Saya pertama kali berkenalan dengan Peter Carey di kantor
penerbit Kompas Gramedia ketika saya mengurus penerbitan biografi Soetaryo
Sigit yang baru selesai saya tulis.
Beberapa hari setelah pertemuan
itu ia mengirim buku-buku karyanya ke rumah saya. Saya bertemu beliau lagi di
Galeri Cemara, Jakarta, ketika saya mendengarkan ceramahnya mengenai ‘Korupsi
di Indonesia Sejak Zaman Kolonial sampai Reformasi’. Pertemuan berikutnya
terjadi pada acara pembukaan Museum Multatuli di Rangkasbitung pada 11 Februari
2018. Dari pembicaraan selintas dengan
beliau dan dari buku-buku karyanya terasa bahwa ia sangat mencintai Indonesia.
Ratih Poeradisastra dan Peter Carey
pada acara pembukaan museum Multatuli
di Rangkasbitung pada 11 Februari 2018.
|
Untuk hadiah ulang tahunnya yang ke-70 diterbitkan buku Urip
iku Urub yang berisi tulisan-tulisan beberapa orang yang mengenalnya dengan dekat.
Pria yang selalu berkemeja batik ini juga menulis sedikit kisah hidupnya di
buku itu. Dalam bahasa Jawa Urip iku Urub artinya hidup itu nyala. Hidup itu
hendaknya memberi manfaat bagi orang lain.
Ini adalah pesan dari Peter Carey untuk kita sebagai bangsa
Indonesia dalam buku Urip iku Urub:
“Ada estimasi bahwa 90 persen karya tulis ilmiah tentang
Indonesia yang dipublikasikan di luar negeri justru disusun oleh mereka yang
tinggal di luar Indonesia yang sebagian besar tentunya adalah orang asing atau
orang Indonesia yang sudah lama bermukim di luar negeri dan menjadi WNA (Warga
Negara Asing).
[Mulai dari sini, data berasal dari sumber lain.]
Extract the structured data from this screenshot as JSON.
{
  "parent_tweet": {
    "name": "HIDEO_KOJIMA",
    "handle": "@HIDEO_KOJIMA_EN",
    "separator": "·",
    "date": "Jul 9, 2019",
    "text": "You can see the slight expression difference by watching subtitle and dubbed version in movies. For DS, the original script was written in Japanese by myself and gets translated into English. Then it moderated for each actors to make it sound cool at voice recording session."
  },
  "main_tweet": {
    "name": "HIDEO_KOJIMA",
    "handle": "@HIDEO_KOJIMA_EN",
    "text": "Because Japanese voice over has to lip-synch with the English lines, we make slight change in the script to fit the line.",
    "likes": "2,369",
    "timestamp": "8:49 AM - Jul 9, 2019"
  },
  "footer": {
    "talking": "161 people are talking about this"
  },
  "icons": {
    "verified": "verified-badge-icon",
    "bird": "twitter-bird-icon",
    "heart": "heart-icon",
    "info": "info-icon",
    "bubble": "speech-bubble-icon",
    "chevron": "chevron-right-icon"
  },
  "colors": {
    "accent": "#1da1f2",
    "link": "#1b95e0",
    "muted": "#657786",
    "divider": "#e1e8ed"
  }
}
Jika angka itu benar, maka Indonesia merupakan salah satu negara
di dunia yang paling kurang efektif menjelaskan dirinya sendiri kepada dunia
luar. Situasi semacam itu tidak baik untuk Indonesia pada masa mendatang.
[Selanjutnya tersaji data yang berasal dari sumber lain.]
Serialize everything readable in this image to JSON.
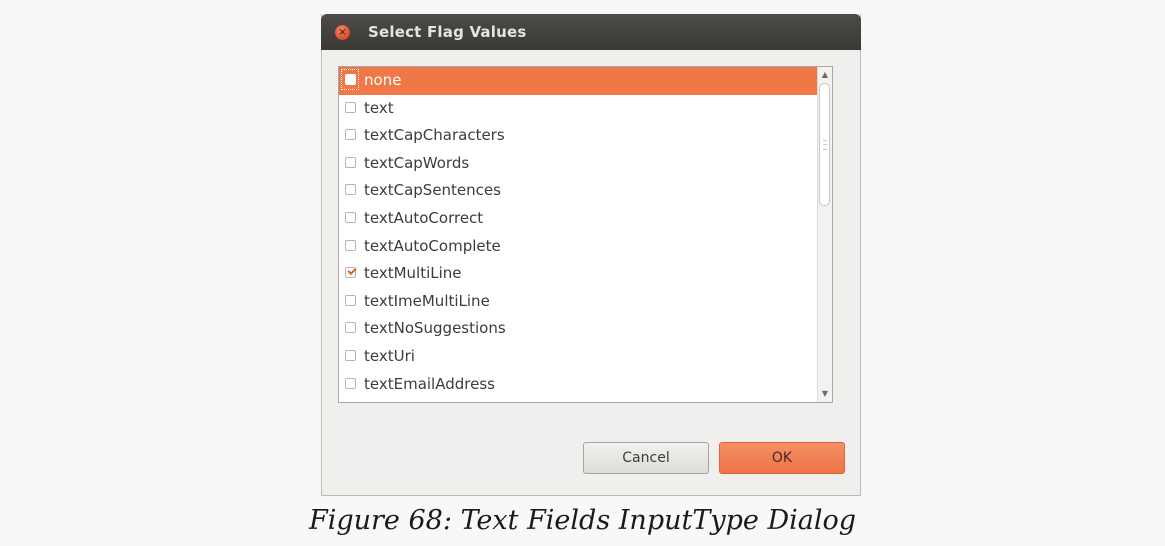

Padahal ramalan ekonomi terkini dari McKinsey Global Institute adalah Indonesia
akan bergerak dari kekuatan ekonomi dunia terbesar ke-16 menjadi yang ke-tujuh
pada 2030.
Jadi istilah ‘Jasmerah’ (Jangan sekali-sekali meninggalkan
sejarah’) yang diungkapkan Presiden Soekarno dalam pidato 17 Agustus 1966 kini semakin memperlihatkan kebenarannya.
Tanpa cinta dan penghargaan kepada sejarahnya sendiri, Indonesia akan terpecah
dan orang-orang Indonesia akan ditakdirkan hidup terkutuk selamanya di
pinggiran dunia yang mengglobal tanpa tahu jati diri mereka yang sebenarnya.”